As the global auto industry pivots to electric mobility, China is accelerating ahead—while Germany, long considered an automotive powerhouse, is struggling to keep pace. This case study explores how these two nations are navigating the electric vehicle (EV) transition—and why Germany’s traditional motor vehicle industry is seeing a sharp dip.


China: Scaling Up, Fast

China isn’t just leading the EV race—it’s reshaping it. Backed by a centralized industrial policy and aggressive investments, China now accounts for:

  • Over 60% of global EV sales
  • 80%+ of global EV battery production
  • A dominant share of EV raw materials processing

What’s Driving China’s Success?

  • Strong State Support: Subsidies, tax breaks, and government-backed infrastructure (e.g., 1.8M+ public charging stations).
  • Vertical Integration: Giants like BYD and CATL control the full supply chain—from mining to manufacturing.
  • Tech and Talent Alignment: Rapid innovation cycles and a deep pool of engineers push fast iteration and mass-market rollout.
  • Domestic Market Scale: Massive urban demand and national mandates on EV fleet quotas.

China treats EVs not just as transportation, but as a national strategic industry.


Germany: The Innovation Engine Stalls

Germany invented the car. But in the EV era, its edge is blunting. Key indicators show stress:

  • Auto exports down by 11.9% (2024)
  • EV market share declining vs. 2023
  • OEMs like VW, BMW, and Mercedes cutting production or delaying EV launches

Why Is Germany Falling Behind?

1. Late to Electrify

German automakers clung too long to internal combustion. Legacy systems, complex supplier networks, and high R&D inertia delayed full EV commitment.

2. Policy Gaps

Unlike China’s unified push, Germany’s EV incentives were pulled back in 2023—including abrupt cuts to EV purchase subsidies and fleet electrification grants.

3. High Costs, Slow Supply Chains

German EVs are often premium-priced, with higher labor and input costs. Battery cell production is still largely outsourced to Asia, causing supply bottlenecks.

4. Charging Infrastructure Lags

While improving, Germany’s charging network still lacks coverage and speed compared to China’s dense, urban-first deployment.

5. Global Competition

With Chinese EV brands like NIO and XPeng entering Europe, German automakers are being squeezed both domestically and abroad.


Structural vs.
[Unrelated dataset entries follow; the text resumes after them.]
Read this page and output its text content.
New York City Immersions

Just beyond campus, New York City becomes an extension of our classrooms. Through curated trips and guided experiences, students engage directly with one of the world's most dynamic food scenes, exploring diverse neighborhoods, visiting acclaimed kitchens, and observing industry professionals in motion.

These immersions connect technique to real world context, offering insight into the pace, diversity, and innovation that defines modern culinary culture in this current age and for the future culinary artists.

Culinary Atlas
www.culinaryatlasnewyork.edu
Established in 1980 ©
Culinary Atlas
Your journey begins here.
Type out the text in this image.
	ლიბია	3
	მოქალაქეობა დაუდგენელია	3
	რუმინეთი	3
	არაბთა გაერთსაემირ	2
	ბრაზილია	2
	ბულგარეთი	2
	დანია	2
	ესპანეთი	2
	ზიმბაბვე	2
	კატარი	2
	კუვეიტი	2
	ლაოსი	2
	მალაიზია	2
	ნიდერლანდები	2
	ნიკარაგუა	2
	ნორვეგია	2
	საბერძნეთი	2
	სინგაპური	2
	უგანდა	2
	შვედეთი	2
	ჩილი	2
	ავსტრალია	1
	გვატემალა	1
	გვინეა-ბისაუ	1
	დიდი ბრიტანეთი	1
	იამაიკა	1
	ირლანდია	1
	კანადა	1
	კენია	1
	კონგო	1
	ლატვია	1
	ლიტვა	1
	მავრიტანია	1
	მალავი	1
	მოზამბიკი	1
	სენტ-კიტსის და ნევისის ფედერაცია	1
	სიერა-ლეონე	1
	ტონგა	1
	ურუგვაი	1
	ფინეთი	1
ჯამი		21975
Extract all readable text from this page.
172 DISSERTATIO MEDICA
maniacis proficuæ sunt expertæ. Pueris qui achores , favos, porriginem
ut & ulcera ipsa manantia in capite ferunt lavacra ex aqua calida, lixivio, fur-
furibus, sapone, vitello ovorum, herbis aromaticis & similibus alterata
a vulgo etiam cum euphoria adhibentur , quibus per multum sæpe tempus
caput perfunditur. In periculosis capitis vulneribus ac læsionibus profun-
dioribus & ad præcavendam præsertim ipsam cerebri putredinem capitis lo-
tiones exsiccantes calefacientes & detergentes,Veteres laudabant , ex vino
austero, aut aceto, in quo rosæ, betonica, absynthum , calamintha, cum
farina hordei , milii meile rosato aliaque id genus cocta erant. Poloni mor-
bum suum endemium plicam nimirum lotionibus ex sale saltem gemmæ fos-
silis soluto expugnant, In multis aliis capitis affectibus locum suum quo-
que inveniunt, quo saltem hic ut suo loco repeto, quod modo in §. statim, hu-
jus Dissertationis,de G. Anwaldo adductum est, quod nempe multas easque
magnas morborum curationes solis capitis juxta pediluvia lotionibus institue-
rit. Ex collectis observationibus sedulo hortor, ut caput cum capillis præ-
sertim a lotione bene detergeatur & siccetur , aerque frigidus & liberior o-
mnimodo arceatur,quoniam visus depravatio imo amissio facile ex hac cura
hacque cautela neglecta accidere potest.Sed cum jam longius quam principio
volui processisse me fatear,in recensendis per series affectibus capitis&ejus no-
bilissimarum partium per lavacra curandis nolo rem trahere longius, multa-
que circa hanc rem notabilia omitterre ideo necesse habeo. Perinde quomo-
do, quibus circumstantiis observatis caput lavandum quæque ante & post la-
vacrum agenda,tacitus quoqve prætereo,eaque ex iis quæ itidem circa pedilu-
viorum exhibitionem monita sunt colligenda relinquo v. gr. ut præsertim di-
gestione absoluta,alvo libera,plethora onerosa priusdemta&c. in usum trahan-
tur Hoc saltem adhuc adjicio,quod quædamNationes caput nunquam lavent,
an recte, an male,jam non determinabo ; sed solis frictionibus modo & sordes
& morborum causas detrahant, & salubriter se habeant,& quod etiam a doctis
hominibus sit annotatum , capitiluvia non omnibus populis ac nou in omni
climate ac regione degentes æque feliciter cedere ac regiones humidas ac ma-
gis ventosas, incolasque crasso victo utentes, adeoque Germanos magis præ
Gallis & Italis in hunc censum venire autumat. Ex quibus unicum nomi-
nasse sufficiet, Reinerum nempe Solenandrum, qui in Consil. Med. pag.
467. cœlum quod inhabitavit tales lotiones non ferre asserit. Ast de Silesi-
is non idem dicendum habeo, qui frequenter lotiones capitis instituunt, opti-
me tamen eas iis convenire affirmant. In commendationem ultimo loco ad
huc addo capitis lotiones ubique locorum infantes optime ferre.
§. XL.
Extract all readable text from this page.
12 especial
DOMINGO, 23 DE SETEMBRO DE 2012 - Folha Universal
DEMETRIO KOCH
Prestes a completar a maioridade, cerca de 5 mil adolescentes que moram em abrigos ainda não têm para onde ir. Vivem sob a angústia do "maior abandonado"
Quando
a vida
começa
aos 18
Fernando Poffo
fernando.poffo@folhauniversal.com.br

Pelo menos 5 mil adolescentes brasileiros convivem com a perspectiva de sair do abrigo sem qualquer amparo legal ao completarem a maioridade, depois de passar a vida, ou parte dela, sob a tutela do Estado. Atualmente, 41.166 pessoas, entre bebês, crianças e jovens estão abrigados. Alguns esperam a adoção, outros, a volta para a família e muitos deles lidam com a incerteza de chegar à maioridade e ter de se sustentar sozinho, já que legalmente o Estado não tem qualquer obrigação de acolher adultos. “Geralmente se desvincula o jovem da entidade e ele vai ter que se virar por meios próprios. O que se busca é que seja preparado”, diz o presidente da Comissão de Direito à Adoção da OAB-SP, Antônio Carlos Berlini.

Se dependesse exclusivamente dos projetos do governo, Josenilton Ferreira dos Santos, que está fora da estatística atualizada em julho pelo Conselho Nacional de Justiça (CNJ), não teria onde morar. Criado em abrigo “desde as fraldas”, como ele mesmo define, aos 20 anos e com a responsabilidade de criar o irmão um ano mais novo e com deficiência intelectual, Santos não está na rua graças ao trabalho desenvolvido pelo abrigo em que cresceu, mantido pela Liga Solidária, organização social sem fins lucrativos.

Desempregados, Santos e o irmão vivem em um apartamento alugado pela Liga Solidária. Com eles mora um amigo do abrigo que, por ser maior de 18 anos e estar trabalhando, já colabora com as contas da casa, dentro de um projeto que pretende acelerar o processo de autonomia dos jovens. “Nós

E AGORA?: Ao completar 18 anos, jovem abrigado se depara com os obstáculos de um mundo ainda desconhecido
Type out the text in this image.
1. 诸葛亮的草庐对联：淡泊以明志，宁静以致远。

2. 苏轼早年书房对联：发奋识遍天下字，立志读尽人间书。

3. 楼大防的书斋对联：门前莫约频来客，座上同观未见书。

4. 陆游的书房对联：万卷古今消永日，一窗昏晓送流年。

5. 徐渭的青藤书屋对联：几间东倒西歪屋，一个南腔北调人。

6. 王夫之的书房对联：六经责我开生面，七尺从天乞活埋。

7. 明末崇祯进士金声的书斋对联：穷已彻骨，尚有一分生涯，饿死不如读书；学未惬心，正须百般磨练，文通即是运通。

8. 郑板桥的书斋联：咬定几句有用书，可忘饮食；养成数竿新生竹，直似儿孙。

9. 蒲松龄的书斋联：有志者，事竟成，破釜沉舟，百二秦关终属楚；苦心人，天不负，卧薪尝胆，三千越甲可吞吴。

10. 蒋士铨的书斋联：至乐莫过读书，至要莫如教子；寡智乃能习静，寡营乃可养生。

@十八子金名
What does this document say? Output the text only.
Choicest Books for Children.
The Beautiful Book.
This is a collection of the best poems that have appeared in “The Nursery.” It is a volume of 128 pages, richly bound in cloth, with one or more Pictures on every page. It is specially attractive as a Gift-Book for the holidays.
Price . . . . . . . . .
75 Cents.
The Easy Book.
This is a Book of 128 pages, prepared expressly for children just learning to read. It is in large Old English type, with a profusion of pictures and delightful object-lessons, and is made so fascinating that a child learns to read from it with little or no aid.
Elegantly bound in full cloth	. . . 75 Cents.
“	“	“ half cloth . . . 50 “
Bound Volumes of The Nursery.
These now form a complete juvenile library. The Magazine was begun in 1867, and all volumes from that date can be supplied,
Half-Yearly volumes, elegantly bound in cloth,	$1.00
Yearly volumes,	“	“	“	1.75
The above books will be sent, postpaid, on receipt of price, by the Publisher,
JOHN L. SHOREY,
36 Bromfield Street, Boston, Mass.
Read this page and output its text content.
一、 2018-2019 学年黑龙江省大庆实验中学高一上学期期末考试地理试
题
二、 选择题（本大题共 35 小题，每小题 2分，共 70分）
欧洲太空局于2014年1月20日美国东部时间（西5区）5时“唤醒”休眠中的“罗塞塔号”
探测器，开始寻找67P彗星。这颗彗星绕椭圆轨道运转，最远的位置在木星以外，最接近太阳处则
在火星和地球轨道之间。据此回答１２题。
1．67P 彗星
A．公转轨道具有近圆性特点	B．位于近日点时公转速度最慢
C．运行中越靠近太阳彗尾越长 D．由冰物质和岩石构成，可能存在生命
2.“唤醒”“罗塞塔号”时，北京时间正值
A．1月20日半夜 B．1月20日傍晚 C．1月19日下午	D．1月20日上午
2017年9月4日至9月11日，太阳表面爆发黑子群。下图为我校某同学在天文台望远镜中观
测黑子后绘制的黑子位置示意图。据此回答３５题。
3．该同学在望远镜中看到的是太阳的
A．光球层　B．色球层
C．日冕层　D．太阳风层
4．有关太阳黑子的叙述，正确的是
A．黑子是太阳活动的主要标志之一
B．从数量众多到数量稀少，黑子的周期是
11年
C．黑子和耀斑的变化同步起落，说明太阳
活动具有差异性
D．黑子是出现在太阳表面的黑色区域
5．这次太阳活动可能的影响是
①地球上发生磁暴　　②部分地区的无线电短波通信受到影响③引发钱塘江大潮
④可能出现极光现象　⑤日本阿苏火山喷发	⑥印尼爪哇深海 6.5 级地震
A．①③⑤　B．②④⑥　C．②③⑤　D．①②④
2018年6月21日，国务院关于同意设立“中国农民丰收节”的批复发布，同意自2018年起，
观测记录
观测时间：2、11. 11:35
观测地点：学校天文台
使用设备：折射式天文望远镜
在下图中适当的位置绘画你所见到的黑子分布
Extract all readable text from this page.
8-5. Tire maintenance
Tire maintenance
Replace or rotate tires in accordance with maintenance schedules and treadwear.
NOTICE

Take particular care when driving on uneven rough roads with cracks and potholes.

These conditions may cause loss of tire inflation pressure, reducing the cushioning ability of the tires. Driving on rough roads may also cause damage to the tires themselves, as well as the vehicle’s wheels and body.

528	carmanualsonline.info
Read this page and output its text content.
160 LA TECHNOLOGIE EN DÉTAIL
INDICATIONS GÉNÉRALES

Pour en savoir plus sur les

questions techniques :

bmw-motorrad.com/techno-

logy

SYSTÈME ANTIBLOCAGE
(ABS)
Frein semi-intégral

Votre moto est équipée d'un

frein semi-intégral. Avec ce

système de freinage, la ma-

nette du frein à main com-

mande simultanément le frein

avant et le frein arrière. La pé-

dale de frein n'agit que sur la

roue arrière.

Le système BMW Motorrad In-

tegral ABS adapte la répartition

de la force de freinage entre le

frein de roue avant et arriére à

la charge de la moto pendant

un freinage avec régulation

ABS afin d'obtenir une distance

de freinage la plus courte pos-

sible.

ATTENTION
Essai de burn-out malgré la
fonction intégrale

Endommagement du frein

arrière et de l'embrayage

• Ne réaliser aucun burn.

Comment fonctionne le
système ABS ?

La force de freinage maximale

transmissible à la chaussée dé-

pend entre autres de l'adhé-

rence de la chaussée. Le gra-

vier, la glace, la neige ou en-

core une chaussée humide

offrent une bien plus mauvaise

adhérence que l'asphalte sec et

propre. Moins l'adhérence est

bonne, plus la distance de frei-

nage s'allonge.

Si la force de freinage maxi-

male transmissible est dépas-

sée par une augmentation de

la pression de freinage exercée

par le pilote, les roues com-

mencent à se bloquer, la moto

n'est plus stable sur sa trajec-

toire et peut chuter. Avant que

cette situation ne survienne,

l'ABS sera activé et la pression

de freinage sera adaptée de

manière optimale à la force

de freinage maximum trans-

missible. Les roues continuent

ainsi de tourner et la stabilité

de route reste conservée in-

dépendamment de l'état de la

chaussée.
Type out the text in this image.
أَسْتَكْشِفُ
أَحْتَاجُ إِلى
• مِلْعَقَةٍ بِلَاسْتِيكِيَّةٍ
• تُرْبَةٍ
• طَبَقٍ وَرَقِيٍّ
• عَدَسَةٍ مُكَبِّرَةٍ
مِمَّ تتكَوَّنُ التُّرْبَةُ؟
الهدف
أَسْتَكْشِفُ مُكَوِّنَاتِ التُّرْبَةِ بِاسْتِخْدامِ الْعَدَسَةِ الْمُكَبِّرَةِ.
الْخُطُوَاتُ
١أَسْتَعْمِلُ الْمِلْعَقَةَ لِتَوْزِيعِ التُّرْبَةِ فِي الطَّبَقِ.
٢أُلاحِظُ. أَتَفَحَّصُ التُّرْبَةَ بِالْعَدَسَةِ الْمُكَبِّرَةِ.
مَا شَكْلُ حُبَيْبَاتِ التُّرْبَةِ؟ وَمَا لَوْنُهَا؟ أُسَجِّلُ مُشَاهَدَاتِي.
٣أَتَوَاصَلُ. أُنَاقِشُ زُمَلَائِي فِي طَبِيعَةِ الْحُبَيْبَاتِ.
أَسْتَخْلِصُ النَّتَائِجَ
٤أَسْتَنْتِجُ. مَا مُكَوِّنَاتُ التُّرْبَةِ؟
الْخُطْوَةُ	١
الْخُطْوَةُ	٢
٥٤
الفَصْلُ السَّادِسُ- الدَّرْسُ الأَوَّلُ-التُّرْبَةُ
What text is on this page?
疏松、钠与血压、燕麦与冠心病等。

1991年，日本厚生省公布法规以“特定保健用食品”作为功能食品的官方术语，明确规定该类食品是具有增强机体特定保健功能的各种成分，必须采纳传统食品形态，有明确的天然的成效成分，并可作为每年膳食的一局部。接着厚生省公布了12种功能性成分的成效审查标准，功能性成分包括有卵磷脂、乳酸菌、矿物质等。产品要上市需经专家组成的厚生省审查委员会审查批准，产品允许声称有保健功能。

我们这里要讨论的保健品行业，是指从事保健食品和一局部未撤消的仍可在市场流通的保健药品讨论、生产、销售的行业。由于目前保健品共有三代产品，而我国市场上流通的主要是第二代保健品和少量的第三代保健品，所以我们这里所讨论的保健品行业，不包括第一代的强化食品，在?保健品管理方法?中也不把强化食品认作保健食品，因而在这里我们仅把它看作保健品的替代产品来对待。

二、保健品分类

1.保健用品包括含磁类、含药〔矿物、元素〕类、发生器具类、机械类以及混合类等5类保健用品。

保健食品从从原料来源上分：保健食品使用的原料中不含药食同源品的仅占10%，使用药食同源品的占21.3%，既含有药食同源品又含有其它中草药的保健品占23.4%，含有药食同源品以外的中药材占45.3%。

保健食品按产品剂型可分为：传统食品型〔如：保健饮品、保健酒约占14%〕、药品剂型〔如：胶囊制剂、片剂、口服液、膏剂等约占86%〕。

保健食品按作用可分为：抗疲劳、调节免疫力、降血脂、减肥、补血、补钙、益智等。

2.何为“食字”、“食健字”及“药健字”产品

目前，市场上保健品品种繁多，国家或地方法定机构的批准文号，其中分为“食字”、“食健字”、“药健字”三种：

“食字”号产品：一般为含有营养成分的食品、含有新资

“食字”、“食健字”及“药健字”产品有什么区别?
Strategic Differences

Category China Germany
Industrial Policy Centralized, aggressive subsidies Fragmented, subsidy cuts in 2023
Market Dynamics Mass market, export-focused Premium segment, domestic-heavy
Supply Chain Localized battery and material control Dependent on Asian suppliers
Speed to Market Rapid deployment cycles Slower, legacy-bound transitions
Infrastructure Urban-dense charging ecosystem Patchy rollout, underfunded zones

What Germany Needs to Course-Correct

  • Reinstate stable EV subsidies to restore consumer and OEM confidence
  • Accelerate domestic battery cell production via joint ventures or state support
  • Streamline permitting and regulations for faster EV and charging infrastructure buildout
  • Partner with EU on raw material security to reduce dependence on Asian imports
  • Support workforce retraining to shift from ICE (internal combustion engine) to EV skill sets

Conclusion: A Tale of Two EV Futures

China’s EV dominance is the result of coordinated policy, industrial focus, and market readiness. Germany, in contrast, is paying the price for hesitation and fragmentation.

But the race isn’t over. With the right policy reset, industrial upgrades, and global partnerships, Germany still has the chance to reclaim leadership—not by replicating China’s model, but by leveraging its engineering legacy into the electric future.